College museums like Yale’s and Harvard’s and government-owned museums like LACMA shouldn’t get any money. They have parent organizations and need to go to Mom and Dad with a tin cup rather than Uncle Sam.
The NEA program provides for grants of $100,000 and $250,000 to “sub-granting agencies.” Examples are the City of Boston’s Cultural Council and the City of Phoenix’s office of arts and culture. These are local government agencies. Why carve out the biggest pots for them? They should jostle with every other municipal need. Unlike free-standing museums run through philanthropy, local governments have a captive tax base.
The best way to help museums is a one-year change in the law empowering the NEA to indemnify traveling loan exhibitions. The law saves museums many millions of dollars in insurance costs every year. Rather than commercially insure high-value art borrowed for temporary exhibitions, museums apply for a federal indemnity covering loss or damage. It’s the government’s most effective arts program.
I would suggest changing the law to allow the NEA to indemnify permanent collections rather than loan exhibitions for a one-year period. The law now allows the NEA to indemnify up to $7.5 billion in art each year. Indemnifying museum permanent collections would save insurance premiums. Almost all of this art is locked in vaults. Forever attentive to actual need, I’d find a way to base eligibility on endowment money so the richest museums wouldn’t get any help.
In nearly 50 years of indemnifying exhibitions, the NEA has transformed culture for the better. And in those years, it’s had only two tiny claims, both under $5,000. For the Addison Gallery, the small museum I directed for ten years, this move would save over $115,000. Insurance companies won’t like it since they’ll lose premiums, but this is an emergency.
“Change the law?” Yes, and it’s easy, if the NEA and the art-museum-directors’ association push for it. Nancy Pelosi slipped $25 million into the CARES Act for the Kennedy Center, which does great things, but it’s a playground for the rich. And $75 million for the Corporation for Public Broadcasting, although every liberal’s limousine has NPR on its channel scanner. Channel Art Barbieri. He’ll tell you how. He got $1 million from the feds to renovate New Haven’s flower market, a Mafia front for money laundering.
Art would approve of hosing insurance companies.

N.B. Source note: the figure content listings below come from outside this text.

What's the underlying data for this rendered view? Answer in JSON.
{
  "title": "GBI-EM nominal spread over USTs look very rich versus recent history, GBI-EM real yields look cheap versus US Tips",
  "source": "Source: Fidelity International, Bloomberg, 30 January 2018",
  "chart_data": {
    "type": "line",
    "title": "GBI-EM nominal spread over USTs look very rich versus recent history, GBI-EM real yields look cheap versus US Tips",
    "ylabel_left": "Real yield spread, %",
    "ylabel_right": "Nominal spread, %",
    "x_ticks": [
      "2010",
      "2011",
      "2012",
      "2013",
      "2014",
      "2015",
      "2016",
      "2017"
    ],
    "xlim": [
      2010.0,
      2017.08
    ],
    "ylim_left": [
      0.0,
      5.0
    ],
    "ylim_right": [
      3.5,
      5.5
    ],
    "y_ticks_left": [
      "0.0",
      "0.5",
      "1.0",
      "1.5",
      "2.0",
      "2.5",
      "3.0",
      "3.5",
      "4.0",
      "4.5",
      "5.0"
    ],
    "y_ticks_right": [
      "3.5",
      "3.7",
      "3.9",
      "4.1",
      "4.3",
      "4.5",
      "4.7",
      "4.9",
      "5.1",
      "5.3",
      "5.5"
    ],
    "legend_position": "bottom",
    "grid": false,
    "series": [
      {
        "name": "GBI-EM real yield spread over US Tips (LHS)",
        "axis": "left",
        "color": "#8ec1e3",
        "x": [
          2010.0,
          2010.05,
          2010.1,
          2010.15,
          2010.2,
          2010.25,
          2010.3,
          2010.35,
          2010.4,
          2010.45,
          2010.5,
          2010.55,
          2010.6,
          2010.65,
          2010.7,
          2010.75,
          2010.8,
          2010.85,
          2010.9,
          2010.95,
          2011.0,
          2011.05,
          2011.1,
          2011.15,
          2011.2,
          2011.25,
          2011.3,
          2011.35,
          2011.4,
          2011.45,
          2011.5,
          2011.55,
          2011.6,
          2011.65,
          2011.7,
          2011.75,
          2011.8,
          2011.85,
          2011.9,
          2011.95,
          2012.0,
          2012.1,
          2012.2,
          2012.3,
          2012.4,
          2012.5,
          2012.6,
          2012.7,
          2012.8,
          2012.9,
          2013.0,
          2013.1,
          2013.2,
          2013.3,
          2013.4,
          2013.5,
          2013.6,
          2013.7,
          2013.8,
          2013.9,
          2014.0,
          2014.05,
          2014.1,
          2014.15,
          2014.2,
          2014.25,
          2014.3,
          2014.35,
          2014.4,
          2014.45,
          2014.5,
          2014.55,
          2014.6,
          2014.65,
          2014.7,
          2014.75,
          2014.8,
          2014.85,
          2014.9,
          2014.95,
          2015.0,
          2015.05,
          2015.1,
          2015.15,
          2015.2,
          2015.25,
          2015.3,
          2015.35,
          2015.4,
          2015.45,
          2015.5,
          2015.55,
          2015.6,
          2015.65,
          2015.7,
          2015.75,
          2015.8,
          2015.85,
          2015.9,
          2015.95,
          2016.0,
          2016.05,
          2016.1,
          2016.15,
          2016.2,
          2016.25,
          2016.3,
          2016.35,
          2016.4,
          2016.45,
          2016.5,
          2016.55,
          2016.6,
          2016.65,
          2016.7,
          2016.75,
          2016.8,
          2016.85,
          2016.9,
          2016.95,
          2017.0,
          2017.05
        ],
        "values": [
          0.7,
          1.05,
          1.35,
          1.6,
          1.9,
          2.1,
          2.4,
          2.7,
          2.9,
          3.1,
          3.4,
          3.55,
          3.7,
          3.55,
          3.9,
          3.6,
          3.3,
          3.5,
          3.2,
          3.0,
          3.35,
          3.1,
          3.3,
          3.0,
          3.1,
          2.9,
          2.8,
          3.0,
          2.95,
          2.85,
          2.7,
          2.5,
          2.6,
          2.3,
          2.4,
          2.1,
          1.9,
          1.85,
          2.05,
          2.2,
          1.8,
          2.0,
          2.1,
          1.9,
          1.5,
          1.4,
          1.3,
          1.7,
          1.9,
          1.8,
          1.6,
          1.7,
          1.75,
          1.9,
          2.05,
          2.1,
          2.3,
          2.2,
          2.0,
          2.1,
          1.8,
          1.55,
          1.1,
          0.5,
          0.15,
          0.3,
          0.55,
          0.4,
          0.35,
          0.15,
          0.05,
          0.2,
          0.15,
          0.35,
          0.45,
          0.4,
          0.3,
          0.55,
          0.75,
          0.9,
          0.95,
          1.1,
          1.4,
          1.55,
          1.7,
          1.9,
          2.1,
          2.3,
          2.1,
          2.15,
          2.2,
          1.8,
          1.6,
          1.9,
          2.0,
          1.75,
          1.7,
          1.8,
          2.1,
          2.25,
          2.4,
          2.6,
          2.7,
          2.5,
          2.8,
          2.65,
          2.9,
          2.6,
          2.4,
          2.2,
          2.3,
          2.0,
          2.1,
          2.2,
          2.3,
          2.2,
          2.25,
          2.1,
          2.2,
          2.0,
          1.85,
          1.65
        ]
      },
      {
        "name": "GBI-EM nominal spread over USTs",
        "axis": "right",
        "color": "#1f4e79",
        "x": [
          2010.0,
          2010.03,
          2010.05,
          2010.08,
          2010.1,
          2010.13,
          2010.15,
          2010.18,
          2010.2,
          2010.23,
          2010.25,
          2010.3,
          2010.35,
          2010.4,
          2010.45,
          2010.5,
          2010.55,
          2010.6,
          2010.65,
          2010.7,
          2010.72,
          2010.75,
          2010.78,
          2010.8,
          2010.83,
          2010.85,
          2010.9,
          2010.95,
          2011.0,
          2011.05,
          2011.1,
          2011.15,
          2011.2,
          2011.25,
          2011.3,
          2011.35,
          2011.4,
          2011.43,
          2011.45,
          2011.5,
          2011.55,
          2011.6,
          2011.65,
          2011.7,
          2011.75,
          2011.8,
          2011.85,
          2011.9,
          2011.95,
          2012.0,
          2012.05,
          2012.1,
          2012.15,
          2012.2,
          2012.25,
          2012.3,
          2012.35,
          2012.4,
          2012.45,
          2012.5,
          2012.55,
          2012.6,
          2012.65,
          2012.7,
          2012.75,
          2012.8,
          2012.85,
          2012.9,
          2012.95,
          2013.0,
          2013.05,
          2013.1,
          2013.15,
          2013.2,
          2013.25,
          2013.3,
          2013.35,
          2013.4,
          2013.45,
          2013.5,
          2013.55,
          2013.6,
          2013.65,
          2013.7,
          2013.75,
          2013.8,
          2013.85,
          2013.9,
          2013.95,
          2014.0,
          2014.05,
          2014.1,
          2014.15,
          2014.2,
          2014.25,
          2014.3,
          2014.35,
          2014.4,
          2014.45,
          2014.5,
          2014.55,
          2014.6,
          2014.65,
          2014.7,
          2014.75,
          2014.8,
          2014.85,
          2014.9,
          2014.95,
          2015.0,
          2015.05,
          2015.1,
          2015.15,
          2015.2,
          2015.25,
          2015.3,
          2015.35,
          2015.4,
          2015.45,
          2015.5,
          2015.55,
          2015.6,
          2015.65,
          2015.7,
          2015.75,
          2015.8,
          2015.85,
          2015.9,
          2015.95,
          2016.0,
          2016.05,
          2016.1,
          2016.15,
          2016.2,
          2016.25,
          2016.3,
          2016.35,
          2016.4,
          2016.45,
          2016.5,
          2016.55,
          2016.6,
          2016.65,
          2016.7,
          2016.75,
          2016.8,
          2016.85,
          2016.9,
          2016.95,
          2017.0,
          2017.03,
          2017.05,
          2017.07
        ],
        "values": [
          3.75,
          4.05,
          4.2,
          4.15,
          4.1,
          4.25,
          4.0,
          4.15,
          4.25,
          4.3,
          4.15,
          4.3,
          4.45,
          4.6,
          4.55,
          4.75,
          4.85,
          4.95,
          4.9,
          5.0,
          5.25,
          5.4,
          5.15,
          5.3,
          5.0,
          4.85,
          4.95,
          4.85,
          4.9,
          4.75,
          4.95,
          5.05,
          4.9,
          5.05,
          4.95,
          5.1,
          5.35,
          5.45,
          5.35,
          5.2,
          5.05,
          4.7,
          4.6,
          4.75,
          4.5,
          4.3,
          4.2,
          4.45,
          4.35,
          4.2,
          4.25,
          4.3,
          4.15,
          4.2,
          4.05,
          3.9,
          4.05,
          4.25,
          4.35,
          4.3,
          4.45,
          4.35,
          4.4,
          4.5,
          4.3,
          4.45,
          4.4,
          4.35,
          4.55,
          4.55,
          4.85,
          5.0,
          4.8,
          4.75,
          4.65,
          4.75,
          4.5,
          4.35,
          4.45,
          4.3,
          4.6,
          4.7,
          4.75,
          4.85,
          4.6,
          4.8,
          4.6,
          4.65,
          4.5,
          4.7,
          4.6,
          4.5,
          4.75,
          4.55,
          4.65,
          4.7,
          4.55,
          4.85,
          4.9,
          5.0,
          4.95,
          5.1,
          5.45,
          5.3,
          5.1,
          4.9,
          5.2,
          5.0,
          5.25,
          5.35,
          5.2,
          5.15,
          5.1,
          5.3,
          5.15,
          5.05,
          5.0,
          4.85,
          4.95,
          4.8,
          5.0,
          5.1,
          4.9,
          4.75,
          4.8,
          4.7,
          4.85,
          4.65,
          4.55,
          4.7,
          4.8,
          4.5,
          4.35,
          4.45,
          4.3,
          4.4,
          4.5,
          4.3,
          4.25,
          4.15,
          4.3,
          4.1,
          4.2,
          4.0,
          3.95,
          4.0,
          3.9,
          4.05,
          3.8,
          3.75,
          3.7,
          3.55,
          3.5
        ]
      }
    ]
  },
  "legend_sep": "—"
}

Connecticut’s insurance business was in Hartford, not New Haven, and its payoffs and no-show jobs went to the legislature.
I’ve written about NEA’s eyebrow-raising preference for arts groups in New York, California, and Washington. Invariably, these three places get money in chunks that are trip-to-the-moon league out of proportion to their population. The NEA is in Washington so — no surprise — the D.C.-based staff likes and knows the locals.
I know that Los Angeles, San Francisco, and New York City have lots of arts groups, but so do Texas, Florida, Ohio, and Michigan. Instead of “all 50 states,” which tends to mean pennies for Missouri and Maine and a bundle for Beverly Hills 90210 and environs, let’s put the money where the people are.
Art Barbieri didn’t hate good government. “Not my yob, man,” he’d say, aping New Haven’s then nascent Hispanic population. His job was to grease the wheels and win elections. “Plague of Women Vipers shit,” he’d call programs that worked well and efficiently, programs the local League of Women Voters tended to push. He was practical, though, and a problem-solver in days when city jobs and other political largess put food on the tables of thousands of working-class Americans. And arts groups have big problems now, unfathomable six weeks ago.
He also ran an illegal betting operation fronted by New Haven’s ice-cream parlors. The COVID-19 crisis is forcing all of us, especially in the arts, to get creative in making ends meet. Let’s help those needing it the most.